Accurate Performance Modeling And Uncertainty Analysis of Lossy Compression in Scientific Applications
Youyuan Liu, Taolue Yang, Sian Jin
TL;DR
The paper tackles the challenge of predicting compression time for prediction-based lossy compression in large-scale scientific data. It introduces a four-stage decomposition of the compression workflow, with stage-specific surrogate models and offline tuning to enable fast, generalizable predictions. A dedicated uncertainty analysis separates system and algorithm uncertainty, modeling both as normal distributions and combining them to produce a $95\%$ confidence interval; results show an average prediction error of about $5\%$ across six datasets. The work enables time-aware scheduling and resource allocation in HPC workflows, with practical impact on reducing wait times and improving throughput in data-intensive scientific simulations.
Abstract
Scientific applications typically generate large volumes of floating-point data, making lossy compression one of the most effective methods for data reduction, thereby lowering storage requirements and improving performance in large-scale applications.
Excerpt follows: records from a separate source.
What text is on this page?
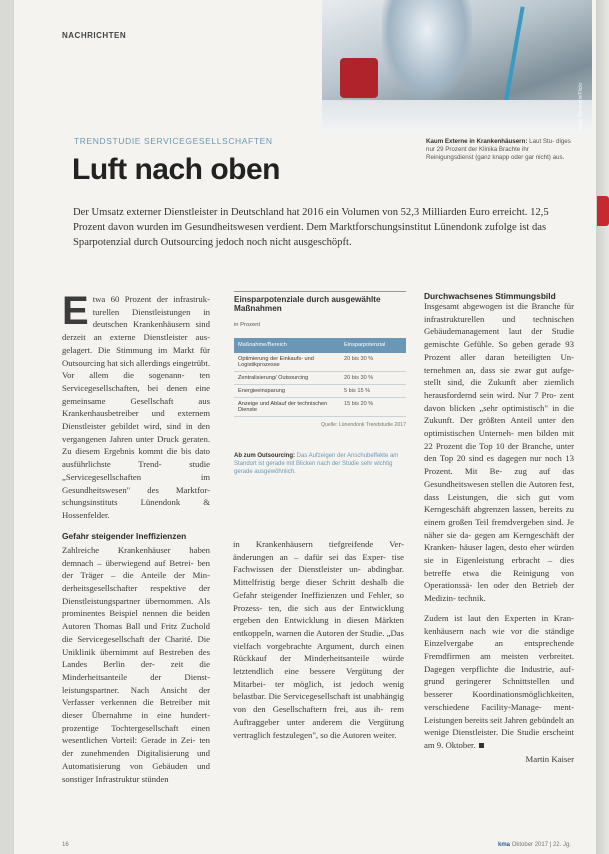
NACHRICHTEN
Foto: Trendsitiv/Flickr
Kaum Externe in Krankenhäusern: Laut Stu- diges nur 29 Prozent der Klinika Brachte ihr Reinigungsdienst (ganz knapp oder gar nicht) aus.
TRENDSTUDIE SERVICEGESELLSCHAFTEN
Luft nach oben
Der Umsatz externer Dienstleister in Deutschland hat 2016 ein Volumen von 52,3 Milliarden Euro erreicht. 12,5 Prozent davon wurden im Gesundheitswesen verdient. Dem Marktforschungsinstitut Lünendonk zufolge ist das Sparpotenzial durch Outsourcing jedoch noch nicht ausgeschöpft.
E twa 60 Prozent der infrastruk- turellen Dienstleistungen in deutschen Krankenhäusern sind derzeit an externe Dienstleister aus- gelagert. Die Stimmung im Markt für Outsourcing hat sich allerdings eingetrübt. Vor allem die sogenann- ten Servicegesellschaften, bei denen eine gemeinsame Gesellschaft aus Krankenhausbetreiber und externem Dienstleister gebildet wird, sind in den vergangenen Jahren unter Druck geraten. Zu diesem Ergebnis kommt die bis dato ausführlichste Trend- studie „Servicegesellschaften im Gesundheitswesen" des Marktfor- schungsinstituts Lünendonk & Hossenfelder.

Gefahr steigender Ineffizienzen

Zahlreiche Krankenhäuser haben demnach – überwiegend auf Betrei- ben der Träger – die Anteile der Min- derheitsgesellschafter respektive der Dienstleistungspartner übernommen. Als prominentes Beispiel nennen die beiden Autoren Thomas Ball und Fritz Zuchold die Servicegesellschaft der Charité. Die Uniklinik übernimmt auf Bestreben des Landes Berlin der- zeit die Minderheitsanteile der Dienst- leistungspartner. Nach Ansicht der Verfasser verkennen die Betreiber mit dieser Übernahme in eine hundert- prozentige Tochtergesellschaft einen wesentlichen Vorteil: Gerade in Zei- ten der zunehmenden Digitalisierung und Automatisierung von Gebäuden und sonstiger Infrastruktur stünden

Einsparpotenziale durch ausgewählte Maßnahmen
in Prozent
Maßnahme/Bereich	Einsparpotenzial
Optimierung der Einkaufs- und Logistikprozesse	20 bis 30 %
Zentralisierung/ Outsourcing	20 bis 30 %
Energieeinsparung	5 bis 15 %
Anzeige und Ablauf der technischen Dienste	15 bis 20 %
Quelle: Lünendonk Trendstudie 2017
Ab zum Outsourcing: Das Aufzeigen der Anschubeffekte am Standort ist gerade mit Blicken nach der Studie sehr wichtig gerade ausgewöhnlich.

in Krankenhäusern tiefgreifende Ver- änderungen an – dafür sei das Exper- tise Fachwissen der Dienstleister un- abdingbar. Mittelfristig berge dieser Schritt deshalb die Gefahr steigender Ineffizienzen und Fehler, so Prozess- ten, die sich aus der Entwicklung ergeben den Entwicklung in diesen Märkten entkoppeln, warnen die Autoren der Studie. „Das vielfach vorgebrachte Argument, durch einen Rückkauf der Minderheitsanteile würde letztendlich eine bessere Vergütung der Mitarbei- ter möglich, ist jedoch wenig belastbar. Die Servicegesellschaft ist unabhängig von den Gesellschaftern frei, aus ih- rem Auftraggeber unter anderem die Vergütung vertraglich festzulegen", so die Autoren weiter.

Durchwachsenes Stimmungsbild

Insgesamt abgewogen ist die Branche für infrastrukturellen und technischen Gebäudemanagement laut der Studie gemischte Gefühle. So geben gerade 93 Prozent aller daran beteiligten Un- ternehmen an, dass sie zwar gut aufge- stellt sind, die Zukunft aber ziemlich herausfordernd sein wird. Nur 7 Pro- zent davon blicken „sehr optimistisch" in die Zukunft. Der größten Anteil unter den optimistischen Unterneh- men bilden mit 22 Prozent die Top 10 der Branche, unter den Top 20 sind es dagegen nur noch 13 Prozent. Mit Be- zug auf das Gesundheitswesen stellen die Autoren fest, dass Leistungen, die sich gut vom Kerngeschäft abgrenzen lassen, bereits zu einem großen Teil fremdvergeben sind. Je näher sie da- gegen am Kerngeschäft der Kranken- häuser lagen, desto eher würden sie in Eigenleistung erbracht – dies betreffe etwa die Reinigung von Operationssä- len oder den Betrieb der Medizin- technik.

Zudem ist laut den Experten in Kran- kenhäusern nach wie vor die ständige Einzelvergabe an entsprechende Fremdfirmen am meisten verbreitet. Dagegen verpflichte die Industrie, auf- grund geringerer Schnittstellen und besserer Koordinationsmöglichkeiten, verschiedene Facility-Manage- ment-Leistungen bereits seit Jahren gebündelt an wenige Dienstleister. Die Studie erscheint am 9. Oktober.

Martin Kaiser

16	kma Oktober 2017 | 22. Jg.
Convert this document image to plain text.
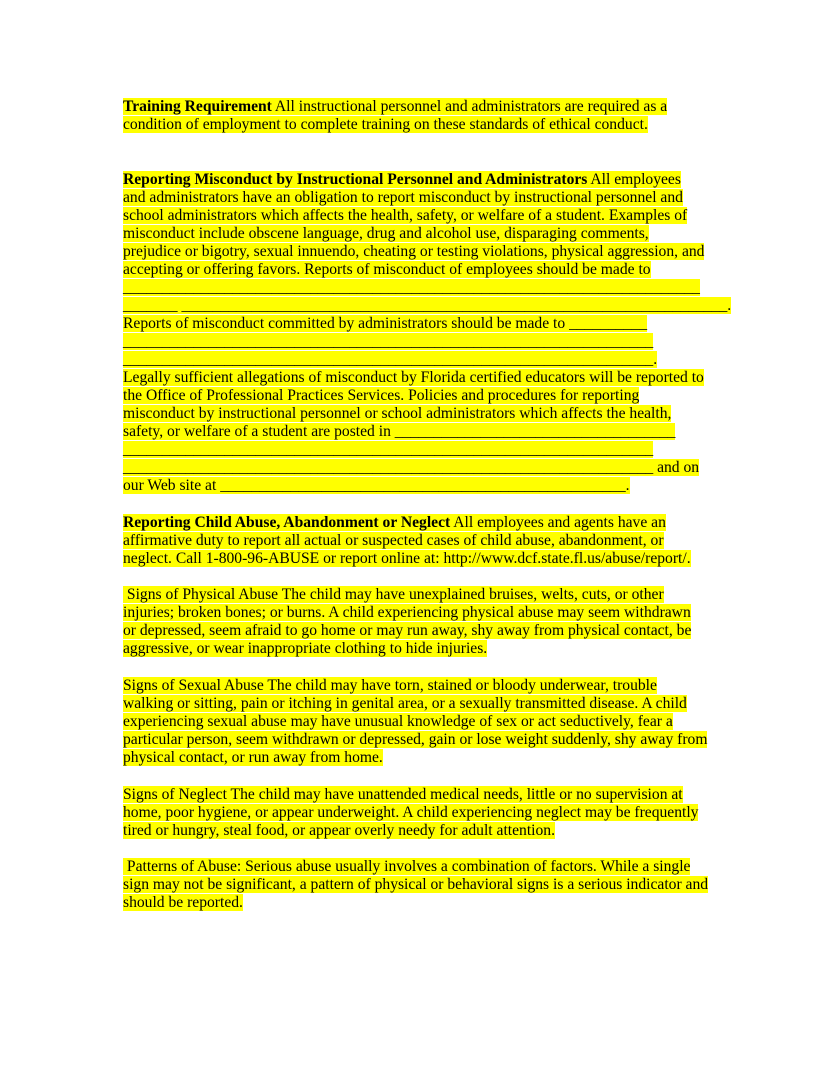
Training Requirement All instructional personnel and administrators are required as a
condition of employment to complete training on these standards of ethical conduct.
Reporting Misconduct by Instructional Personnel and Administrators All employees
and administrators have an obligation to report misconduct by instructional personnel and
school administrators which affects the health, safety, or welfare of a student. Examples of
misconduct include obscene language, drug and alcohol use, disparaging comments,
prejudice or bigotry, sexual innuendo, cheating or testing violations, physical aggression, and
accepting or offering favors. Reports of misconduct of employees should be made to
__________________________________________________________________________
_______ ______________________________________________________________________.
Reports of misconduct committed by administrators should be made to __________
____________________________________________________________________
____________________________________________________________________.
Legally sufficient allegations of misconduct by Florida certified educators will be reported to
the Office of Professional Practices Services. Policies and procedures for reporting
misconduct by instructional personnel or school administrators which affects the health,
safety, or welfare of a student are posted in ____________________________________
____________________________________________________________________
____________________________________________________________________ and on
our Web site at ____________________________________________________.
Reporting Child Abuse, Abandonment or Neglect All employees and agents have an
affirmative duty to report all actual or suspected cases of child abuse, abandonment, or
neglect. Call 1-800-96-ABUSE or report online at: http://www.dcf.state.fl.us/abuse/report/.
Signs of Physical Abuse The child may have unexplained bruises, welts, cuts, or other
injuries; broken bones; or burns. A child experiencing physical abuse may seem withdrawn
or depressed, seem afraid to go home or may run away, shy away from physical contact, be
aggressive, or wear inappropriate clothing to hide injuries.
Signs of Sexual Abuse The child may have torn, stained or bloody underwear, trouble
walking or sitting, pain or itching in genital area, or a sexually transmitted disease. A child
experiencing sexual abuse may have unusual knowledge of sex or act seductively, fear a
particular person, seem withdrawn or depressed, gain or lose weight suddenly, shy away from
physical contact, or run away from home.
Signs of Neglect The child may have unattended medical needs, little or no supervision at
home, poor hygiene, or appear underweight. A child experiencing neglect may be frequently
tired or hungry, steal food, or appear overly needy for adult attention.
Patterns of Abuse: Serious abuse usually involves a combination of factors. While a single
sign may not be significant, a pattern of physical or behavioral signs is a serious indicator and
should be reported.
However, variations in compression time can significantly impact overall performance improvement, due to inaccurate scheduling, workload imbalances, etc. Existing approaches rely on empirical methods to predict the compression performance, which often lack interpretability and suffer from limitations in accuracy and generalizability. In this paper, we propose surrogate models for predicting the compression time of prediction-based lossy compression and provide a detailed analysis of the factors influencing time variability with uncertainty analysis. Our evaluation shows that our solution can accuratly predict the compression time with 5% average error across six scientific datasets. It also provides accurate 95% confidence interval, which is essential for time-sensitive scheduling and applications.